Students explore and attempt different approaches or strategies for consuming the news. They will then reflect on the efficacy or impacts of these strategies via a collection of reels (similar to a vlog) or photojournal entries. Each reel / entry will focus on a different news consumption strategy.
Students create a booth to feature their photo-journal or vlog. The audience, which could include local journalists, friends and family or peers, circulates to learn about the strategies that had the biggest effect on each student.

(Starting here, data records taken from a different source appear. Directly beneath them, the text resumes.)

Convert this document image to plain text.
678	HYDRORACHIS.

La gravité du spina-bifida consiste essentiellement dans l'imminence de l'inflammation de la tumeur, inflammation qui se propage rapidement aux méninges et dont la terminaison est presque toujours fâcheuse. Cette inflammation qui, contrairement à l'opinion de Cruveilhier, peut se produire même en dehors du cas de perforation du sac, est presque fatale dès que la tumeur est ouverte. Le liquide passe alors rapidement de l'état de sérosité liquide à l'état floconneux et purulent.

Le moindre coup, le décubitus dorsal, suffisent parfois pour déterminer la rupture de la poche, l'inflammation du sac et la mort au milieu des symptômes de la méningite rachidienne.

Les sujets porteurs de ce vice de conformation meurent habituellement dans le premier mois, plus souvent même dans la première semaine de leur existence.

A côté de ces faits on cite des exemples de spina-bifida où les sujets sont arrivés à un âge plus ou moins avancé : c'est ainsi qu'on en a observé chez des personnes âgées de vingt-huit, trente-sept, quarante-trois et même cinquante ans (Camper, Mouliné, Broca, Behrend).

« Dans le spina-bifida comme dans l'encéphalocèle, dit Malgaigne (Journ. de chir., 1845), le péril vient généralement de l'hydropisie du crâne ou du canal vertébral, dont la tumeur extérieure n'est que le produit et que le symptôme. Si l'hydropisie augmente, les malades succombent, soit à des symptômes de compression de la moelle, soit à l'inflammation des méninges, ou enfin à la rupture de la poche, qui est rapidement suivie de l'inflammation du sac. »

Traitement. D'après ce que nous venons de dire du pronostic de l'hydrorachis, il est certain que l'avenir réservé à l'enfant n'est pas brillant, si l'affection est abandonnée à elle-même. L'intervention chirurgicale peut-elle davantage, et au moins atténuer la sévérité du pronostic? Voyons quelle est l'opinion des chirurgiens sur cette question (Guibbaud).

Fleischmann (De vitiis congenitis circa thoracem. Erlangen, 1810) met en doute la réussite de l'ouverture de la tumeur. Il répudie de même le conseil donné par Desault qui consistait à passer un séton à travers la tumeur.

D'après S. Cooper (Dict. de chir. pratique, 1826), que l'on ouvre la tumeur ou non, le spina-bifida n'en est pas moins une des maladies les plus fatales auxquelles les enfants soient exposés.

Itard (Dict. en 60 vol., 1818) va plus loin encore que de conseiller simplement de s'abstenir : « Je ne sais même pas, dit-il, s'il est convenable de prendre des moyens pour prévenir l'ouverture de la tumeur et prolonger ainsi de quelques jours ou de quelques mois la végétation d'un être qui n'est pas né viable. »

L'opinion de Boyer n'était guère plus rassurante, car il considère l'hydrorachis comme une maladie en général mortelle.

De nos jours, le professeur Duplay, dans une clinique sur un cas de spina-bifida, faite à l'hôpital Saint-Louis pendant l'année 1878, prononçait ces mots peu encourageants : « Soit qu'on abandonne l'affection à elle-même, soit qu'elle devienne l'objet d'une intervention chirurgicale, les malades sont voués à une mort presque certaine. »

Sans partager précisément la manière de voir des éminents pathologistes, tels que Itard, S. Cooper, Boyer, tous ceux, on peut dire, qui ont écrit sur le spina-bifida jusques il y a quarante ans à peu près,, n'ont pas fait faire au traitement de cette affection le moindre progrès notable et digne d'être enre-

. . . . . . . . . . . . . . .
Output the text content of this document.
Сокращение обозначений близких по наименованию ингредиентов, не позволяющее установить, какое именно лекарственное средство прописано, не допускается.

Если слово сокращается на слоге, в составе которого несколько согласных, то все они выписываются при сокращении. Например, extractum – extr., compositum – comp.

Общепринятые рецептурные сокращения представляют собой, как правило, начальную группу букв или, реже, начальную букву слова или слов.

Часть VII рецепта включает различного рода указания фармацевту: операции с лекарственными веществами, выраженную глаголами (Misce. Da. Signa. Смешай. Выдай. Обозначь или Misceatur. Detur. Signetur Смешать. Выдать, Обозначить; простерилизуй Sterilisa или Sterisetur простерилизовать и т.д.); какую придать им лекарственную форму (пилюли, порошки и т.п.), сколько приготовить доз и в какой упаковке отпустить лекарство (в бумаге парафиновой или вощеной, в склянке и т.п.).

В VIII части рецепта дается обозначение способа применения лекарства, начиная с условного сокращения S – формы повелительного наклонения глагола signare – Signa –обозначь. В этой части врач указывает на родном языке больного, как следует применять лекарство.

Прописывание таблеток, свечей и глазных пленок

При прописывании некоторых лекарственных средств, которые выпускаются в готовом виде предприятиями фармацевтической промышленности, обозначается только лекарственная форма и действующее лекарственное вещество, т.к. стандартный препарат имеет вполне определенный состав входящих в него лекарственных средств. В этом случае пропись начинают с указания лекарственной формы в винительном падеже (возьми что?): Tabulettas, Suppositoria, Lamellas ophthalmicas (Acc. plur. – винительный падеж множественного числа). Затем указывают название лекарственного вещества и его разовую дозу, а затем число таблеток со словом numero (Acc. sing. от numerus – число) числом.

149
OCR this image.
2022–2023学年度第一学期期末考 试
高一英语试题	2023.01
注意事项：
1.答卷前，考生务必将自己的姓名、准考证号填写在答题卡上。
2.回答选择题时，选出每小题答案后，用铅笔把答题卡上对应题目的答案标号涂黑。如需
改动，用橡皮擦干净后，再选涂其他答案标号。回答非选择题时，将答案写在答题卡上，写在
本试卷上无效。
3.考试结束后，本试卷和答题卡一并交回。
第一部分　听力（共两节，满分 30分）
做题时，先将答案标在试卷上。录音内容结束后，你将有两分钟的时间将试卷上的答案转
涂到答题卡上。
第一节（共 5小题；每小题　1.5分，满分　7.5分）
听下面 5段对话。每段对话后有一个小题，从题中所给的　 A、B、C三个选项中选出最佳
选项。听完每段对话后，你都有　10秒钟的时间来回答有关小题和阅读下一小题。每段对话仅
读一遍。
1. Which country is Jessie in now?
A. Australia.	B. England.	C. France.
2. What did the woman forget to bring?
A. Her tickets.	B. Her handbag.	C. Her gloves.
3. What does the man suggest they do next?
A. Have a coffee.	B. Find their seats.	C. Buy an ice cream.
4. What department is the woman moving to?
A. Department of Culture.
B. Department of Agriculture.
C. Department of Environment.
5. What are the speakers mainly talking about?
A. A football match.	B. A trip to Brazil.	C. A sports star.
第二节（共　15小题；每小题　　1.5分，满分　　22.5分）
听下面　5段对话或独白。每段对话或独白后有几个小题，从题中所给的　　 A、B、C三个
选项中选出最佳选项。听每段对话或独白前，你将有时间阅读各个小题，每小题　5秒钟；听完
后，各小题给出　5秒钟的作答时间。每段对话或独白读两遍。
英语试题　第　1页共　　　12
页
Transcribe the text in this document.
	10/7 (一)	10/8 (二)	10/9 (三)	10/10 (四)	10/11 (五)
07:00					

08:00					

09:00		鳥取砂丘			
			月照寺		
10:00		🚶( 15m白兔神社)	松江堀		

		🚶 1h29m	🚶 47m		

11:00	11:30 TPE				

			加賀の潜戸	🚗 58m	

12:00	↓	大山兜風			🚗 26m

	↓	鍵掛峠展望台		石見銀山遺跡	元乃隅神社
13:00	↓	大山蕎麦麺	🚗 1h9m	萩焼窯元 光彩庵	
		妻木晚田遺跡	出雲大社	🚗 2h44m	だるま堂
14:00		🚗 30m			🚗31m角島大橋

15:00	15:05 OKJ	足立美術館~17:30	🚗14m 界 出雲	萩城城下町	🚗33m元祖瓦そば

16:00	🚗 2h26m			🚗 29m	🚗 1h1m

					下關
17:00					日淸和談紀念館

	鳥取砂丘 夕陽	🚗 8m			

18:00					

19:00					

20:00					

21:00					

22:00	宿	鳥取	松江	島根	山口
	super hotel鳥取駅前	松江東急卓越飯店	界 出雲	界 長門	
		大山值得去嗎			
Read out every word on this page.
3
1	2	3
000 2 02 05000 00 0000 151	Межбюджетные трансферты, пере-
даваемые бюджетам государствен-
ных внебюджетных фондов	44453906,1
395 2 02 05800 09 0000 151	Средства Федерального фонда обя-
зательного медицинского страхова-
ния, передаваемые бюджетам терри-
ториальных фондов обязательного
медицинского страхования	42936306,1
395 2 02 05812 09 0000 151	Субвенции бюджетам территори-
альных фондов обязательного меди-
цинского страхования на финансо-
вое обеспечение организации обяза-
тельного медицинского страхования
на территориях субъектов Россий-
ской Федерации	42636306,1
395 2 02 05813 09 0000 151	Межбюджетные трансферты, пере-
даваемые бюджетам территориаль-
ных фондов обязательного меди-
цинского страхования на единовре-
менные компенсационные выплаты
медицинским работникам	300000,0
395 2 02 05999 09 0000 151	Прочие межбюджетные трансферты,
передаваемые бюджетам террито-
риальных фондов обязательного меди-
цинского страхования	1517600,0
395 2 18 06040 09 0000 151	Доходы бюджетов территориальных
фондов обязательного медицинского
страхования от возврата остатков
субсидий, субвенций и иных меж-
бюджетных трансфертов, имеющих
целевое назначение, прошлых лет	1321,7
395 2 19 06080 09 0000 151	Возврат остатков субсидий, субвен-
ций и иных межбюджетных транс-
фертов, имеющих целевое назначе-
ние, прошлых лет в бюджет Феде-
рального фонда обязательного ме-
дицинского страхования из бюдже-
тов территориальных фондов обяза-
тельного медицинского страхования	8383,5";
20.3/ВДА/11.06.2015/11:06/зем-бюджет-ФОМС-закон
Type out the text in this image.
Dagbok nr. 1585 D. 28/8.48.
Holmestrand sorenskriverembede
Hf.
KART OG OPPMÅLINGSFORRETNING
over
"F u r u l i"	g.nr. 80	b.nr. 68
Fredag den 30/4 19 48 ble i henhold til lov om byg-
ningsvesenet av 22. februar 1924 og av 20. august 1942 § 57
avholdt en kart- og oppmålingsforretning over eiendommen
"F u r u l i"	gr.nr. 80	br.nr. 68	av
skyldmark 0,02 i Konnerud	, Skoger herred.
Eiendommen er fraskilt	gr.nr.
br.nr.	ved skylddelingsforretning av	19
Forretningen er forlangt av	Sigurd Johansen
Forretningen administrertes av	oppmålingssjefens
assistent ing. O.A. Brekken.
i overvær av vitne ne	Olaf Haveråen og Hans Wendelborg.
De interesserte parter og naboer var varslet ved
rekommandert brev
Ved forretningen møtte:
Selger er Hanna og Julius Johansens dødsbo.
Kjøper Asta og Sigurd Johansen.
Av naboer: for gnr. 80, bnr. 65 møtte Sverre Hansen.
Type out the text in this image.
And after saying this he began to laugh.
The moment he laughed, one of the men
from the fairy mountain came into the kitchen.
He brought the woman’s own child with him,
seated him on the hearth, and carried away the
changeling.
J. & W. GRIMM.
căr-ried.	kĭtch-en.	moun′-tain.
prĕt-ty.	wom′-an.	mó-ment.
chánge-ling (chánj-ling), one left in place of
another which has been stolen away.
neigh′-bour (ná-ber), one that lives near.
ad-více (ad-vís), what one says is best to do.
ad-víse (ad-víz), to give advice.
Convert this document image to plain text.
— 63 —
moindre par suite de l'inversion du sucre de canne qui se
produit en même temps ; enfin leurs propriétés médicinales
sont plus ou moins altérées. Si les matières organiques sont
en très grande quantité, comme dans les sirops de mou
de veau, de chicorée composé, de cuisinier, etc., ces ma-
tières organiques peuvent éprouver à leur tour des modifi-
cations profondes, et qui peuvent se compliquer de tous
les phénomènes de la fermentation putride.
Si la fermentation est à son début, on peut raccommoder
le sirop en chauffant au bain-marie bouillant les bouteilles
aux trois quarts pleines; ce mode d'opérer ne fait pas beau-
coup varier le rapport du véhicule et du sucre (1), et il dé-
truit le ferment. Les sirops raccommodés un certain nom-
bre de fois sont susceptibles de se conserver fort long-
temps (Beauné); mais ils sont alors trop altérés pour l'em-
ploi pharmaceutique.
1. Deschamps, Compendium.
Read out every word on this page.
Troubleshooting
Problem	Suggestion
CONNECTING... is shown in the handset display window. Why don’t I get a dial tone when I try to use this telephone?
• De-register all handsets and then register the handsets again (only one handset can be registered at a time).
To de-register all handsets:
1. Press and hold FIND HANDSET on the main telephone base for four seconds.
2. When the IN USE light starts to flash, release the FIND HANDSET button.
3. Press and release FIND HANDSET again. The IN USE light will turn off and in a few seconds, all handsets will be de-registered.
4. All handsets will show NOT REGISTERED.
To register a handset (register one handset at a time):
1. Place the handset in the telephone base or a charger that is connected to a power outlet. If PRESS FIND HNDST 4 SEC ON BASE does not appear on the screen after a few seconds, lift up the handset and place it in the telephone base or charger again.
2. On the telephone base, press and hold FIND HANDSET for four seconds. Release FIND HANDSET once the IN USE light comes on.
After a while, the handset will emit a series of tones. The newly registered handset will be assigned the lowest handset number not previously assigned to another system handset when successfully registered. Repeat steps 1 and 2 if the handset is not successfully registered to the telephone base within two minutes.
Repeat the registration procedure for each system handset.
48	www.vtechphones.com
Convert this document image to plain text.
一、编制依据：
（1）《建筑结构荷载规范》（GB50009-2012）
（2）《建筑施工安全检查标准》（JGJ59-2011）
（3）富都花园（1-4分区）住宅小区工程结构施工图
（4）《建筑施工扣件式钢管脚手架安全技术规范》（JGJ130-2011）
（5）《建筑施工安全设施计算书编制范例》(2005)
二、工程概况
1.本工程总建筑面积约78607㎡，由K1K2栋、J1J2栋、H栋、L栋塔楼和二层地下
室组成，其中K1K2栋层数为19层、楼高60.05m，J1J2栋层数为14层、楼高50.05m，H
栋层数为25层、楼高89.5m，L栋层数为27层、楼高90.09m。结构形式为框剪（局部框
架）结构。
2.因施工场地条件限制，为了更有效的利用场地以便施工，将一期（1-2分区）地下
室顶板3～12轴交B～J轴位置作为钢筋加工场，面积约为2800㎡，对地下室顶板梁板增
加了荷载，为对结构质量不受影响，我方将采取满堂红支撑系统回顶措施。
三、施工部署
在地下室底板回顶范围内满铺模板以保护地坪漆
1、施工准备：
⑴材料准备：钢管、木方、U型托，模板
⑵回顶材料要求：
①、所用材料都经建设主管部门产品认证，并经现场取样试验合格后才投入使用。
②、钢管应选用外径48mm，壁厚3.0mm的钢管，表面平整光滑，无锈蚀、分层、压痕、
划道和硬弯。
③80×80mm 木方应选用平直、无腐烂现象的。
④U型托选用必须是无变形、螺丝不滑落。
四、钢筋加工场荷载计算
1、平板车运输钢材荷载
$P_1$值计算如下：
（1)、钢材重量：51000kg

Students could also visit each other’s stations and then close the exhibition by synthesizing across the booths to distill trends.
ELA
Humanities
N/A
A unit within a course tied to Media Literacy, Media and Politics or a Rhetoric-Based ELA course
Government & Citizenship:
Fake News,
Unlocking Campaign Ads,
Students and the Law
Rhetoric-Based TLE Course:
Fake News
Unlocking Campaign Ads
Written Commentary
For the vlog-style project, each reel requires written commentary as pre-work. For the photojournal-style project, each entry requires ample written commentary to accompany the photos submitted. Regardless of format, the written commentary requires students to continually consider: What news consumption strategy did I try? What did I notice? What am I learning about shaping my views?
Students support their vlog or photo journal projects with an explanation of the news consumption strategy that they tried, what they noticed about their news consumption using this strategy and the impact that this had on shaping their views.